Pilot student project tackles how emerging technology will impact health workforce

Students in the new University of Sydney subject, Industry and Community Projects, with Dr Chris Ganora (left) and Carla Edwards (right). 


Students from the University of Sydney are gaining global perspectives and cross-disciplinary teamwork skills via a new project for the Westmead Redevelopment.  

The project is part of a new university subject, Industry and Community Project Units, where students from a variety of disciplines together with industry and community partners collaborate to tackle challenges from careers of the future.

The Westmead Redevelopment is a partner in the new subject and Carla Edwards, director of redesign and transformation, is working with the students to address a simple question: how will emerging technologies impact the future health workforce?

“We’re asking these students – a majority of who don’t have tech backgrounds – to investigate how artificial intelligence, augmented reality, 3D printing and other emerging technologies will have an impact on health workforce planning and development,” she said. 

“It’s a huge task; with the opening of the central acute services building in 2020, and ongoing changes to how we deliver health services and provide education, training and research, the face of the Westmead precinct workforce will grow and change significantly.

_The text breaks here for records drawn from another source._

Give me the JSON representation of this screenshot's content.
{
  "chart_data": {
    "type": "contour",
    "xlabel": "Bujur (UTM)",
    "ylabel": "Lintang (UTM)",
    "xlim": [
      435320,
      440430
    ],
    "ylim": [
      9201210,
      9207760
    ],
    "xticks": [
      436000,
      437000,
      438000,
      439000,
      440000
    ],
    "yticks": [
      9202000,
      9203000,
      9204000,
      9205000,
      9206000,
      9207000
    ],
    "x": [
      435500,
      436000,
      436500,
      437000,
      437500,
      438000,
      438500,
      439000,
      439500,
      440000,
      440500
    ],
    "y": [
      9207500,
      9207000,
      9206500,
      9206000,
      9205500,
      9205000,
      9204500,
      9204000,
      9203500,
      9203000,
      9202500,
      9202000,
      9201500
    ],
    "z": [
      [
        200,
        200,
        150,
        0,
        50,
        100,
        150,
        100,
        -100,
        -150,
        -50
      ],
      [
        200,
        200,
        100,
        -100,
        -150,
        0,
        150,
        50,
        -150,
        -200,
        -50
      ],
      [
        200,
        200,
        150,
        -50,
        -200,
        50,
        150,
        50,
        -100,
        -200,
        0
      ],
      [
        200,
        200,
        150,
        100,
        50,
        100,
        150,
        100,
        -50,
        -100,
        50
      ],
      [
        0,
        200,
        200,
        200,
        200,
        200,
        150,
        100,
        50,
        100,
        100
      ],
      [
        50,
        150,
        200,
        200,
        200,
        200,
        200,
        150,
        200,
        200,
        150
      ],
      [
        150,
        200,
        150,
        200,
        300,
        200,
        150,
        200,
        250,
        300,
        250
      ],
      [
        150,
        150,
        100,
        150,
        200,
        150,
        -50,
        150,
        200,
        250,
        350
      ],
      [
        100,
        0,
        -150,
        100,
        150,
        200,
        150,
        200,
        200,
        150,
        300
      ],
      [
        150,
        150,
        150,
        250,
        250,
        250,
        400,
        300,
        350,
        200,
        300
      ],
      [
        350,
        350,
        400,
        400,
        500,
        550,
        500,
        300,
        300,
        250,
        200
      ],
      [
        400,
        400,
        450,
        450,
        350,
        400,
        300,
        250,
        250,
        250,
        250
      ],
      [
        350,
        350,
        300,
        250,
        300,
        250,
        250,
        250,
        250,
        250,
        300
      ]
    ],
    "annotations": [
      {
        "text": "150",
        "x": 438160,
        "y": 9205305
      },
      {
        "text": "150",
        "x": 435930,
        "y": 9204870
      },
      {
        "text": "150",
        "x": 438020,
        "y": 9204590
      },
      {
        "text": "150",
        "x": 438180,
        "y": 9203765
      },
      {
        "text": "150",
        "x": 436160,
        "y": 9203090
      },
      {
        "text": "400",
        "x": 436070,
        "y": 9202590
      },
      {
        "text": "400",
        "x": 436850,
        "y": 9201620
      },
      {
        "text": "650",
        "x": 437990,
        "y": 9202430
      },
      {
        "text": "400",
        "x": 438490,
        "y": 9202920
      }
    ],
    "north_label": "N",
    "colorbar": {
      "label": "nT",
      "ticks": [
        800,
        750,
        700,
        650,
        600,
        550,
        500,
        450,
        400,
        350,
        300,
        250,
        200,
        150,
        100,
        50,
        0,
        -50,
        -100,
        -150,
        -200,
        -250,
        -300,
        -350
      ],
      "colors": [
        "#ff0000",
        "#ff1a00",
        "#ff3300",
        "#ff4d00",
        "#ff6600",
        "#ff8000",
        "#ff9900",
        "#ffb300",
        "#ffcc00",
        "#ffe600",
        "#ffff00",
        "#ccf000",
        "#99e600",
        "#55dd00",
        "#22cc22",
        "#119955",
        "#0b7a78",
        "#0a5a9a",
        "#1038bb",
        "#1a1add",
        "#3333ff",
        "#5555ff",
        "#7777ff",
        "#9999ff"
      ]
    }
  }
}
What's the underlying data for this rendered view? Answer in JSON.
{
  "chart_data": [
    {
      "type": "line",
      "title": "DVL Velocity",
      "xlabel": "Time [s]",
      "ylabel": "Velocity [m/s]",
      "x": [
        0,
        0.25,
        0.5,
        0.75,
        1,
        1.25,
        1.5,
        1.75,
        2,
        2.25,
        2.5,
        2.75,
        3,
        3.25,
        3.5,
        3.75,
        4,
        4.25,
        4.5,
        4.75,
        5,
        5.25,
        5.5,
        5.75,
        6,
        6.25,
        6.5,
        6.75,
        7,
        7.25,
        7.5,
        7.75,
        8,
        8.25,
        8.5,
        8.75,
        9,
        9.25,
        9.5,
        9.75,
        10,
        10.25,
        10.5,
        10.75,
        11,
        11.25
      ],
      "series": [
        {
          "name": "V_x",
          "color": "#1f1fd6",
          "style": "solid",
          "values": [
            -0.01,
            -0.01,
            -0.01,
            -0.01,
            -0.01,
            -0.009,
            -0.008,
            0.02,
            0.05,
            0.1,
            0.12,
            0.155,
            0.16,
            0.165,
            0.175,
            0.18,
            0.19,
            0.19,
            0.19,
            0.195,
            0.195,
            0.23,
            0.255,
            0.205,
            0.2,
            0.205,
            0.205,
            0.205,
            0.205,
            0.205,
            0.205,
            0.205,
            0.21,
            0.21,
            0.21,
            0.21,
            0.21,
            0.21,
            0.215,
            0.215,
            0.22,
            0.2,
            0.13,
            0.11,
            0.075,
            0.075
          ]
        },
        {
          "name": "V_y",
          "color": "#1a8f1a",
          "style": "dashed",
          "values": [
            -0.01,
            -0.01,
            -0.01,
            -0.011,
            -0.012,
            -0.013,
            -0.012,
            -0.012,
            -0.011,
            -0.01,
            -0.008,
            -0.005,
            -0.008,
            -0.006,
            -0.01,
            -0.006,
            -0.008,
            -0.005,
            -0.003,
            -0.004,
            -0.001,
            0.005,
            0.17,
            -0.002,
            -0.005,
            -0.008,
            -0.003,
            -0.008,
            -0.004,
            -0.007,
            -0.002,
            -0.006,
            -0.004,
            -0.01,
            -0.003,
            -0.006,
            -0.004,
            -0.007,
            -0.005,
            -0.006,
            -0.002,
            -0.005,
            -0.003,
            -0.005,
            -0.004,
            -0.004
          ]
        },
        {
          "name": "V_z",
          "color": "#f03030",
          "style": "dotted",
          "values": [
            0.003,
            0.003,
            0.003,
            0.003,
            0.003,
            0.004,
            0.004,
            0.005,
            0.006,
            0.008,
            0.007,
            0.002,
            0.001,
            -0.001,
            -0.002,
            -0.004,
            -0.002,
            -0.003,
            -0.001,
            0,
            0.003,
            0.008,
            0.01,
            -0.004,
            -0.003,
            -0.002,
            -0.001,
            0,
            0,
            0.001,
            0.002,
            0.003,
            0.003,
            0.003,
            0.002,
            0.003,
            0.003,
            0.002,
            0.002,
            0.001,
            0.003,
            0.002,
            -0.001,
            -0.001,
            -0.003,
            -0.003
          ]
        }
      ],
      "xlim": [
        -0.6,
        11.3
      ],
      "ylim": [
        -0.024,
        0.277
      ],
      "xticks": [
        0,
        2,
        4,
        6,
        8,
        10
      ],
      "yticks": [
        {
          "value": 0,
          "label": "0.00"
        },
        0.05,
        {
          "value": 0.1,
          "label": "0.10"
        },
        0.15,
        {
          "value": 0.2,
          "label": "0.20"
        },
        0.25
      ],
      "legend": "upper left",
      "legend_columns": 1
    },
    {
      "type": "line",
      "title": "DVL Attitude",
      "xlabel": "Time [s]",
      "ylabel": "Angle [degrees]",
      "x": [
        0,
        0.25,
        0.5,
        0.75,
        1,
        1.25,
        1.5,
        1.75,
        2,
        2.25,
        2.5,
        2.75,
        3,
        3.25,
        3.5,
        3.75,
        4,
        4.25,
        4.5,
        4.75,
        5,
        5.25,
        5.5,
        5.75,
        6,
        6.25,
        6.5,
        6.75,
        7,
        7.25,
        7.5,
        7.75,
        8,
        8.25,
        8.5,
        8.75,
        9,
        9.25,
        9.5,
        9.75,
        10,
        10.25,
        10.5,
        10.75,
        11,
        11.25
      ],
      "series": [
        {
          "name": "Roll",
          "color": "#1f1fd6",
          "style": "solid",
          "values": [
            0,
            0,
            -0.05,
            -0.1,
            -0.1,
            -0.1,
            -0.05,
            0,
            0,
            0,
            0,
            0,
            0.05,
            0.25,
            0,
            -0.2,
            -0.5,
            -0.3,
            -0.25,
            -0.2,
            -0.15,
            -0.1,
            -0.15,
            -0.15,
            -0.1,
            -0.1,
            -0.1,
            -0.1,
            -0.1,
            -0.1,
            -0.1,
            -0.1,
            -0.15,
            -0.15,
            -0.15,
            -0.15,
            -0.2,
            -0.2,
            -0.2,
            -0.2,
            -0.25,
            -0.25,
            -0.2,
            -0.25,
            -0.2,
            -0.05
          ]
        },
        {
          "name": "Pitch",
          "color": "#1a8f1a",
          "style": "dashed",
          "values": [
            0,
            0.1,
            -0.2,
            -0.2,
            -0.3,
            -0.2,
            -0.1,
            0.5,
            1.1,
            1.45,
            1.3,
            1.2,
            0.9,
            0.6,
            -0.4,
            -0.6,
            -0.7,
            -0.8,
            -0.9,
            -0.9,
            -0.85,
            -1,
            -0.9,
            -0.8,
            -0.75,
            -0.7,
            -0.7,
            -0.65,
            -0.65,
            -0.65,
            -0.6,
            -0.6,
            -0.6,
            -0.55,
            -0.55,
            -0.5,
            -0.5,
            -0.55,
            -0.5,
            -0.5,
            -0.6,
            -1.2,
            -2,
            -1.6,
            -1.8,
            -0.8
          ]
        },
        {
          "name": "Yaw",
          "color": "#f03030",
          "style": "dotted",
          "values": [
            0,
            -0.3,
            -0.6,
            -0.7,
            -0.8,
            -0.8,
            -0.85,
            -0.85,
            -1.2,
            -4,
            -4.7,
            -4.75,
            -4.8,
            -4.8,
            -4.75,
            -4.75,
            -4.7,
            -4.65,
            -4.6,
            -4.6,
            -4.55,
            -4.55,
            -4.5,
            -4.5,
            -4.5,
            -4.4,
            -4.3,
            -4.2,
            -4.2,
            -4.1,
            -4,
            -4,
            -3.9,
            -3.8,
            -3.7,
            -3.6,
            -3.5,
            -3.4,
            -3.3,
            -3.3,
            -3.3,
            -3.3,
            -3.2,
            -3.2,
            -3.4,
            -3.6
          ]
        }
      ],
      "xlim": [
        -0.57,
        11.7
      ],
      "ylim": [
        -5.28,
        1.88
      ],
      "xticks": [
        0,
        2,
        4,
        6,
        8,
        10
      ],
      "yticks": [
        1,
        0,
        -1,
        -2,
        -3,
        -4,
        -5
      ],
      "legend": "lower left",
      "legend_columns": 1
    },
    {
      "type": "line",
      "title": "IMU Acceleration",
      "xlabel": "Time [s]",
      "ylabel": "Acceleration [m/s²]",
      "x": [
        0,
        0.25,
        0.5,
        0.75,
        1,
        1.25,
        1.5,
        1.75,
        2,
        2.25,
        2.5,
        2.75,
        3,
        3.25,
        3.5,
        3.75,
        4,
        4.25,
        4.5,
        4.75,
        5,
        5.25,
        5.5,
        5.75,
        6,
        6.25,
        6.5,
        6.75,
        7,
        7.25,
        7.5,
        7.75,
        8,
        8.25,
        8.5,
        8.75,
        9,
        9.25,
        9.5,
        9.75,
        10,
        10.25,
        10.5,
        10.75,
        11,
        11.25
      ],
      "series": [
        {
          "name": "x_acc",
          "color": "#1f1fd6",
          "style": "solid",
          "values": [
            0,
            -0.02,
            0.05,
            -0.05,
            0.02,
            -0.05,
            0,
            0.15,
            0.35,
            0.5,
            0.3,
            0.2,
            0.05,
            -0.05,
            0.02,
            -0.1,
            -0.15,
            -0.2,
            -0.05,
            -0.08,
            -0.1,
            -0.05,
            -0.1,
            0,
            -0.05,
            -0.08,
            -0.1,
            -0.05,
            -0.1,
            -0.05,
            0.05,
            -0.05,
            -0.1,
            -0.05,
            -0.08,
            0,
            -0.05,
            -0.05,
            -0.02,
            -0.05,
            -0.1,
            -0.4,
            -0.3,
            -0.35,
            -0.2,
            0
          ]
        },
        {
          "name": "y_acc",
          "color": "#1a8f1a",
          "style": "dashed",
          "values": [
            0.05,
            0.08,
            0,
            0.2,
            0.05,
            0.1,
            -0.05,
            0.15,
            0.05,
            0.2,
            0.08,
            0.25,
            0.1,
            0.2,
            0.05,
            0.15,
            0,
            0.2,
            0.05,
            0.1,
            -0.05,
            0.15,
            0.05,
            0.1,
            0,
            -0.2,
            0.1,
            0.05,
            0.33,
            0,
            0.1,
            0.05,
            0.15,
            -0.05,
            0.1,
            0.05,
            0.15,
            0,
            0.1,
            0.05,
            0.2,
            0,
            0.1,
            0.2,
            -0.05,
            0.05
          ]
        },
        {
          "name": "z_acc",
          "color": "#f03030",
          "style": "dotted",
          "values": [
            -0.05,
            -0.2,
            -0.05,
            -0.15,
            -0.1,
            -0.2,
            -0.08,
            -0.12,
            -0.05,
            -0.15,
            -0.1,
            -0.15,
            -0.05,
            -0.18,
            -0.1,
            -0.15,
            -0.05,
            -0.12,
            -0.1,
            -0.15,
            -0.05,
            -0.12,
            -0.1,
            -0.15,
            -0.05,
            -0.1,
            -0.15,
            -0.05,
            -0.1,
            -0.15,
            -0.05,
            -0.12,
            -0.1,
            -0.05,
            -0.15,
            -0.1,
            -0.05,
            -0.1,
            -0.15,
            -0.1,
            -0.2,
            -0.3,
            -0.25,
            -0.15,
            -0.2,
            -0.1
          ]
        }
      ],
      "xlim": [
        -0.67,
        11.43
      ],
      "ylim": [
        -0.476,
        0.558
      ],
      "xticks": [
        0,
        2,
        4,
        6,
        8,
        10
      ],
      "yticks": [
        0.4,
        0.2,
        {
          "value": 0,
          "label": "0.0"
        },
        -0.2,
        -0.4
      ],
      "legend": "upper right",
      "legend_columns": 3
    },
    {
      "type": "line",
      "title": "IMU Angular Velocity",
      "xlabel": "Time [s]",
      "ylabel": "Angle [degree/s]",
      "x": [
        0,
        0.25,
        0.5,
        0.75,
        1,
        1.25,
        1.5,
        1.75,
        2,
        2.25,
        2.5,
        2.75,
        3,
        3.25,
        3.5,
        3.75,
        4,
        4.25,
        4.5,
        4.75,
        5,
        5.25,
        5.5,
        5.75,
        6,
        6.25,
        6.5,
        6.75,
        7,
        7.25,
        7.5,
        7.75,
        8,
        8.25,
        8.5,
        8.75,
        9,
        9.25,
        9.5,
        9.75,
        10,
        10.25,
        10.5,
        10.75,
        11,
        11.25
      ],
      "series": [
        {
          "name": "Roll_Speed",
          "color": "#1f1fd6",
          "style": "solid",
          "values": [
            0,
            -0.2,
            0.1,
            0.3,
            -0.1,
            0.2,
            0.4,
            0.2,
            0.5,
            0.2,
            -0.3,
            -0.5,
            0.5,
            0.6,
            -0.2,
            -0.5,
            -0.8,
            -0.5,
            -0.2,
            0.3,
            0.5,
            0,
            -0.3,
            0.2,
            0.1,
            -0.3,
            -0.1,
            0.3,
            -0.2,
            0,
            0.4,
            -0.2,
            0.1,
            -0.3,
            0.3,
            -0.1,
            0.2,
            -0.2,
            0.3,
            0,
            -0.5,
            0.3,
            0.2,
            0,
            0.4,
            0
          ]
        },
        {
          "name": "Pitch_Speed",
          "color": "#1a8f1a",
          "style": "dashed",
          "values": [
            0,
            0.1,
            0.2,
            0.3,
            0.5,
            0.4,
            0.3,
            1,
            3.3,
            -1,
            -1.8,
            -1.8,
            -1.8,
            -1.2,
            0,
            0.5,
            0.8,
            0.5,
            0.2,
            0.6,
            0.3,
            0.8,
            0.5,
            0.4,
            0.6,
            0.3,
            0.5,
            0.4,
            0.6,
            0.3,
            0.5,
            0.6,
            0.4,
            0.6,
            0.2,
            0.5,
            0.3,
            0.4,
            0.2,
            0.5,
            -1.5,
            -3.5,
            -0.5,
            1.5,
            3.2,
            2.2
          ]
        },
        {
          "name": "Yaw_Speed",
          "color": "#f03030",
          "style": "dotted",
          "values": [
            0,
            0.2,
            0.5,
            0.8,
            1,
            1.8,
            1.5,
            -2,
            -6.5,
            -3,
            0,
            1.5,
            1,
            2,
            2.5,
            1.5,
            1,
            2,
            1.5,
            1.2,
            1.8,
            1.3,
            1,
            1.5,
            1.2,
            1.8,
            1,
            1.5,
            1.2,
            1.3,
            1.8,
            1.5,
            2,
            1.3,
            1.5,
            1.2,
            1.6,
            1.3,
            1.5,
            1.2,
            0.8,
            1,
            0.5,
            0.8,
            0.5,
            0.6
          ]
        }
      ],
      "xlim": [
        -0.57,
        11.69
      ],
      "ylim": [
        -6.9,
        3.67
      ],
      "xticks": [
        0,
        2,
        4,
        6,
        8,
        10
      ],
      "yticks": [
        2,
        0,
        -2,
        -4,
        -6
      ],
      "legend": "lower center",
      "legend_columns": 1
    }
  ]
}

“We need to be ahead of the game and use technology to shape our future.

“The students involved in the project come from disciplines spanning health, business, engineering, design and the arts; what brings them together is a natural curiosity and a desire to make an impact.”

University of Sydney students Hayfa Bakour, Yannick De Silva, Mariam Hamid, Cameron Nash and Georgina Armitage.


Georgina Armitage is studying a Bachelor of Science (Physiology). 

She said it was easy to get stuck in one way of thinking and solving problems. 

“This subject poses a challenge and an opportunity to think outside the box,” she said. 

“The class is different, the exercises and the assignments are different; we’re being challenged to think in a brand new way, to come up with novel solutions to novel problems.” 

Georgina’s group is looking at how apps can increase efficiency and effectiveness in health workforce planning. 

Classmate Yannick De Silva is studying a combined Bachelor of Biomedical Engineering and Commerce, and said the subject gave him an opportunity to integrate his studies and be part of the change occurring with the Westmead Redevelopment. 

“I can consolidate and build on what I’ve learned from my degrees, but also learn about other disciplines from my team members,” he said.

Yannick’s group is investigating ways to improve communication and sharing patient information between practitioners.

“We take it seriously – this is an opportunity to be part of the healthcare revolution and it would be great to see our ideas considered or even implemented.”

University of Sydney lecturer in the Department of General Practice Westmead, Dr Chris Ganora is the Westmead project supervisor.  

He said breaking down the silos between professions was the only way forward.  

“At the end of this subject, I would like to see the students comfortable being isolated in an interdisciplinary team; to be able to stand up for their profession but also have the capacity to listen and respect others. 

“I have no expectations for a final, finished product. The subject is less about ‘this is what we have produced’ and more about ‘this is how and why we did it’. 

“We have a class of intelligent, open-minded and enthusiastic students that each bring their own style to this subject; they want to make a difference – I can’t wait to see what they come up with.”

The students will present their outcomes on Friday, 8 June 2018. All Westmead affiliates are welcome to attend.